Il quadro strategico in cui tutto ciò avviene è la transizione egemonica mondiale che si è avviata dal 1989 e che inconsapevolmente l’hubris americano del mondo piatto e della globalizzazione clintoniana ha accelerato. L’egemonia dell’Occidente (americano) si è fondata sull’incontrastata potenza talassocratica statunitense (il mondo diviso in 7 zone militari e navali) il cui perno è stato l’Atlantico e il “medio oceano” (Mediterraneo) collegato via canale di Suez con l’Indo-pacifico. Le potenze regionali in competizione tra loro (Russia, Turchia, Iran, Stati arabi della penisola arabica, e Israele) hanno sviluppato conflitti all’interno del quadro egemonico occidentale per guadagnare spazi di influenza nelle lucrose attività energetiche e commerciali. Negli ultimi decenni, le modificazioni naturali (e non solo) del clima hanno permesso di spostare l’asse di interesse globale dal passaggio a Nord-Ovest a quello a Nord-Est, cioè dall’Atlantico all’Artico. Questa è la vera transizione egemonica che dà pregnanza e significato strategico “all’amicizia senza fine” sino-russa (imperniata su Vladivostok), ma allo stesso tempo marginalizza relativamente l’Atlantico e il “medio oceano”. Al vecchio asse dei flussi New York-Londra-Gibilterra-Suez-Indopacifico si sta concretamente aprendo la realizzabilità dell’asse Vladivostok-Rotterdam-Vancouver. Si tratta di uno stravolgimento strategico con enormi conseguenze per l’ormai declinante Occidente euroamericano, ben rappresentato dalla profonda crisi europea di Regno Unito e Germania, con la simultanea ascesa dell’Olanda (che non casualmente è alla guida della NATO). Le forniture energetiche americane all’Europa (e non solo), non a caso, hanno sostituito quelle tradizionali dal Medio Oriente e dalla Russia.

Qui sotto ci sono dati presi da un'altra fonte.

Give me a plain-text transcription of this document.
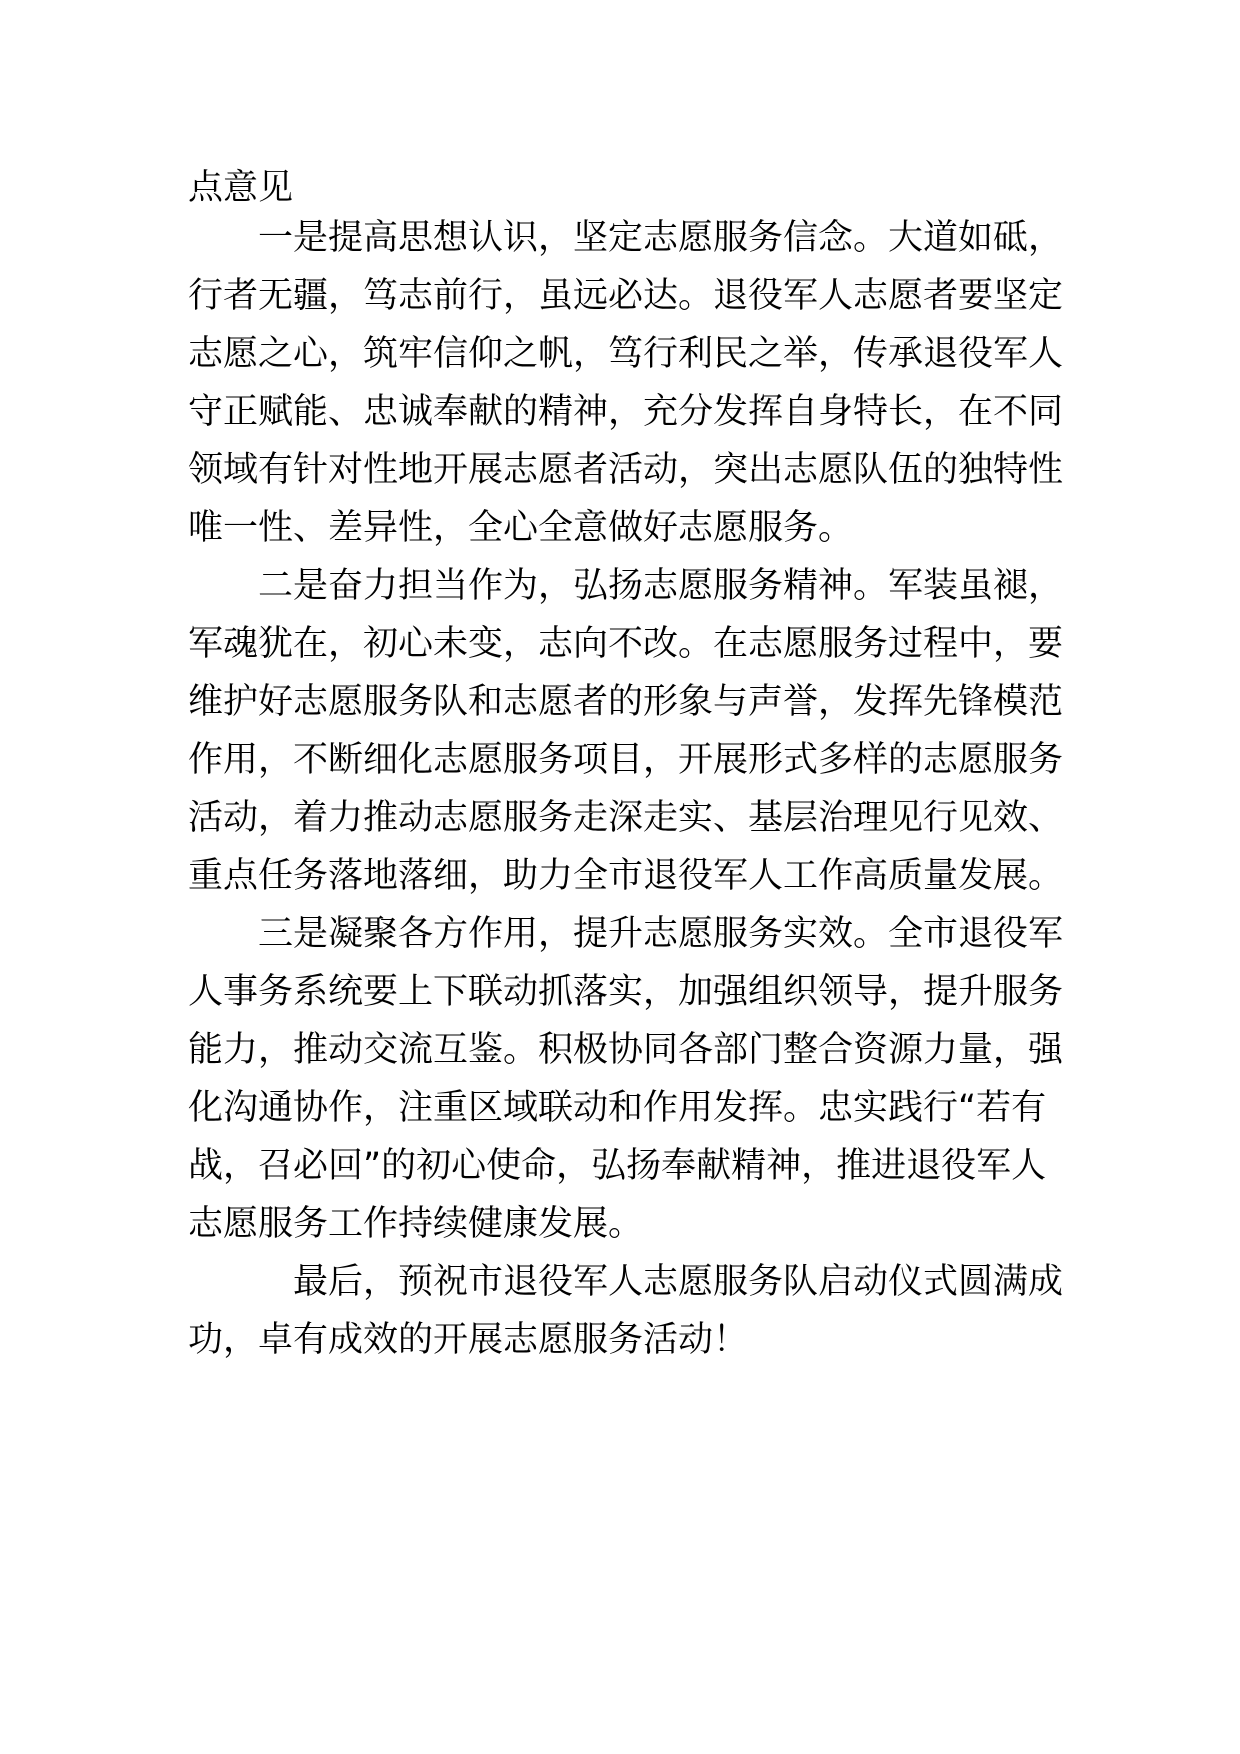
点意见
　　一是提高思想认识，坚定志愿服务信念。大道如砥，
行者无疆，笃志前行，虽远必达。退役军人志愿者要坚定
志愿之心，筑牢信仰之帆，笃行利民之举，传承退役军人
守正赋能、忠诚奉献的精神，充分发挥自身特长，在不同
领域有针对性地开展志愿者活动，突出志愿队伍的独特性
唯一性、差异性，全心全意做好志愿服务。
　　二是奋力担当作为，弘扬志愿服务精神。军装虽褪，
军魂犹在，初心未变，志向不改。在志愿服务过程中，要
维护好志愿服务队和志愿者的形象与声誉，发挥先锋模范
作用，不断细化志愿服务项目，开展形式多样的志愿服务
活动，着力推动志愿服务走深走实、基层治理见行见效、
重点任务落地落细，助力全市退役军人工作高质量发展。
　　三是凝聚各方作用，提升志愿服务实效。全市退役军
人事务系统要上下联动抓落实，加强组织领导，提升服务
能力，推动交流互鉴。积极协同各部门整合资源力量，强
化沟通协作，注重区域联动和作用发挥。忠实践行“若有
战，召必回”的初心使命，弘扬奉献精神，推进退役军人
志愿服务工作持续健康发展。
　　　最后，预祝市退役军人志愿服务队启动仪式圆满成
功，卓有成效的开展志愿服务活动！
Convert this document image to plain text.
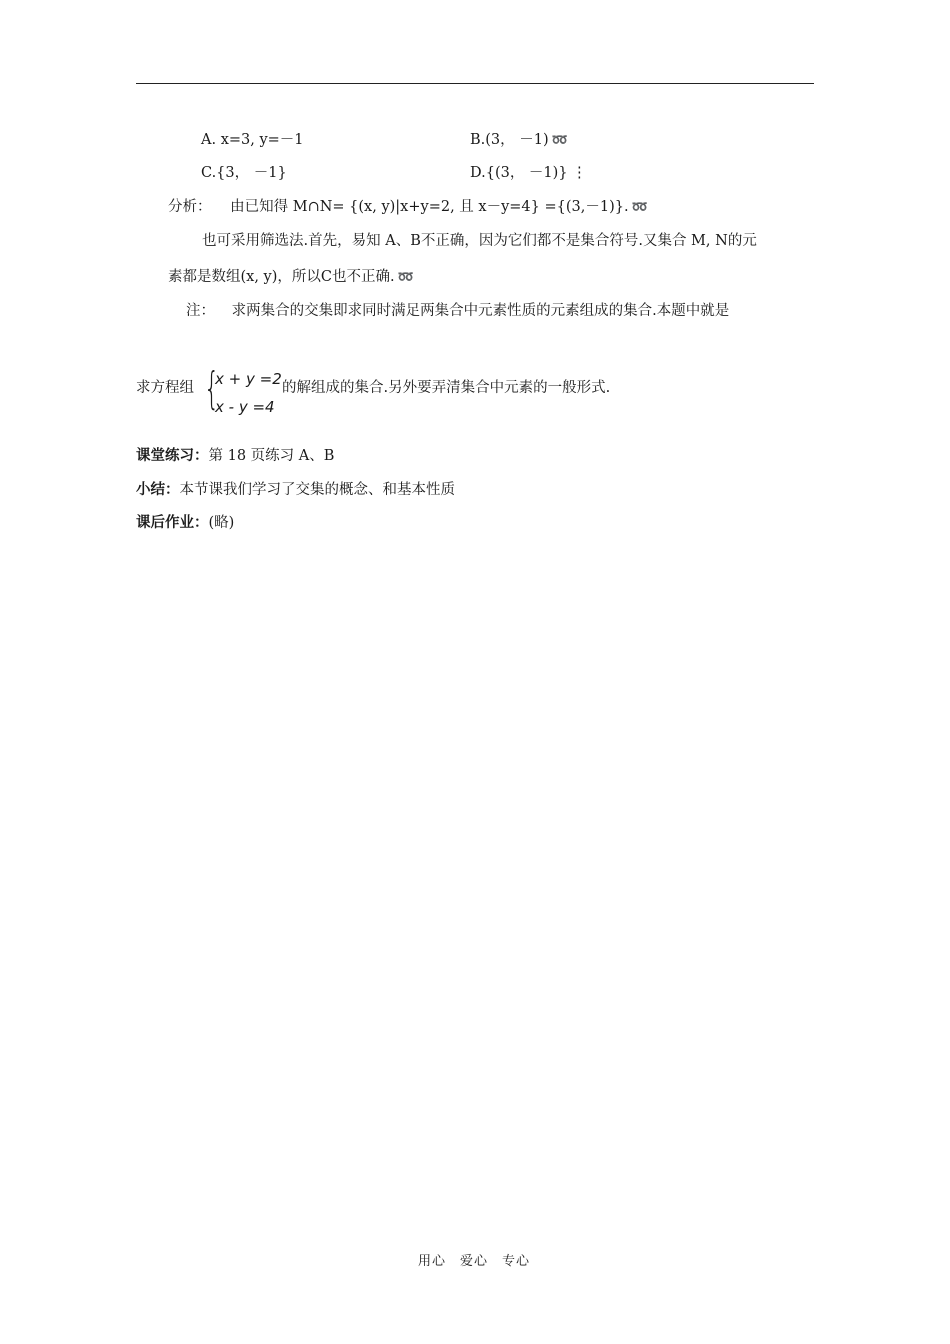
A. x=3, y=－1	B.(3， －1) ➿
C.{3， －1}	D.{(3， －1)} ⋮
分析： 由已知得 M∩N= {(x, y)|x+y=2, 且 x－y=4} ={(3,－1)}. ➿
也可采用筛选法.首先，易知 A、B不正确，因为它们都不是集合符号.又集合 M, N的元
素都是数组(x, y)，所以C也不正确. ➿
注： 求两集合的交集即求同时满足两集合中元素性质的元素组成的集合.本题中就是
求方程组 {
x + y =2
x - y =4
的解组成的集合.另外要弄清集合中元素的一般形式.
课堂练习：第 18 页练习 A、B
小结：本节课我们学习了交集的概念、和基本性质
课后作业：(略)
用心　爱心　专心
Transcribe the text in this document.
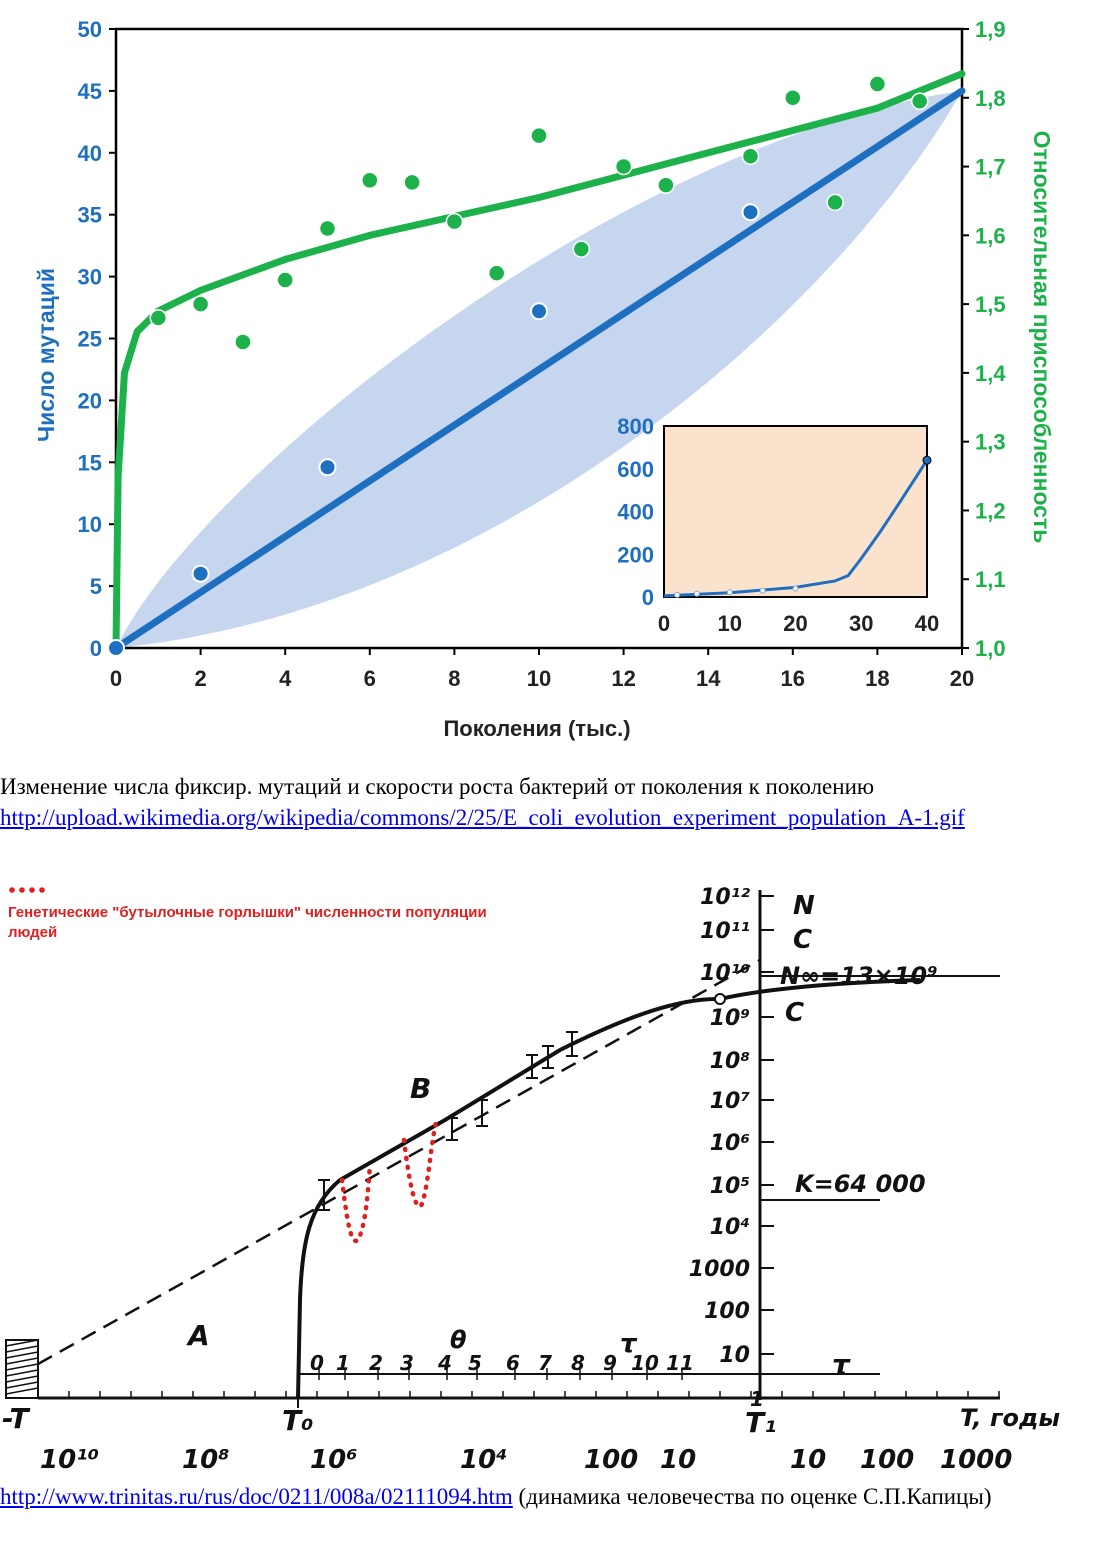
0	2	4	6	8	10	12	14	16	18	20
0
5
10
15
20
25
30
35
40
45
50
1,0
1,1
1,2
1,3
1,4
1,5
1,6
1,7
1,8
1,9
0
200
400
600
800
0 10 20 30 40
Поколения (тыс.)
Число мутаций	Относительная приспособленность
Изменение числа фиксир. мутаций и скорости роста бактерий от поколения к поколению
http://upload.wikimedia.org/wikipedia/commons/2/25/E_coli_evolution_experiment_population_A-1.gif
0 1 2 3 4 5 6 7 8 9 10 11
τ
τ
10
100
1000
10⁴
10⁵
10⁶
10⁷
10⁸
10⁹
10¹⁰
10¹¹
10¹² N
C
C
N∞=13×10⁹
K=64 000
1
B
A	θ
-T	T₀	T₁	T, годы
10¹⁰	10⁸	10⁶	10⁴	100 10	10 100 1000
Генетические "бутылочные горлышки" численности популяции людей
http://www.trinitas.ru/rus/doc/0211/008a/02111094.htm (динамика человечества по оценке С.П.Капицы)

È in questo quadro che il posizionamento strategico di Paesi come Ucraina, Israele e Iran, ma anche di Arabia Saudita ed Emirati, cambia drasticamente. Israele e Iran, Arabia Saudita ed Emirati guardano ormai con crescente interesse ai loro rapporti con India, Cina e anche Russia. Un riposizionamento nel quale ciascuno tenta di stabilire una qualche egemonia regionale da far valere. Perciò è un momento estremamente violento e pericoloso. Per l’Ucraina, già di interesse cinese come terminale di una delle vie della seta, si presenta il drammatico dilemma: fidarsi degli occidentali o cercare di trovare un modus vivendi con il vicino russo con garanzie cinesi?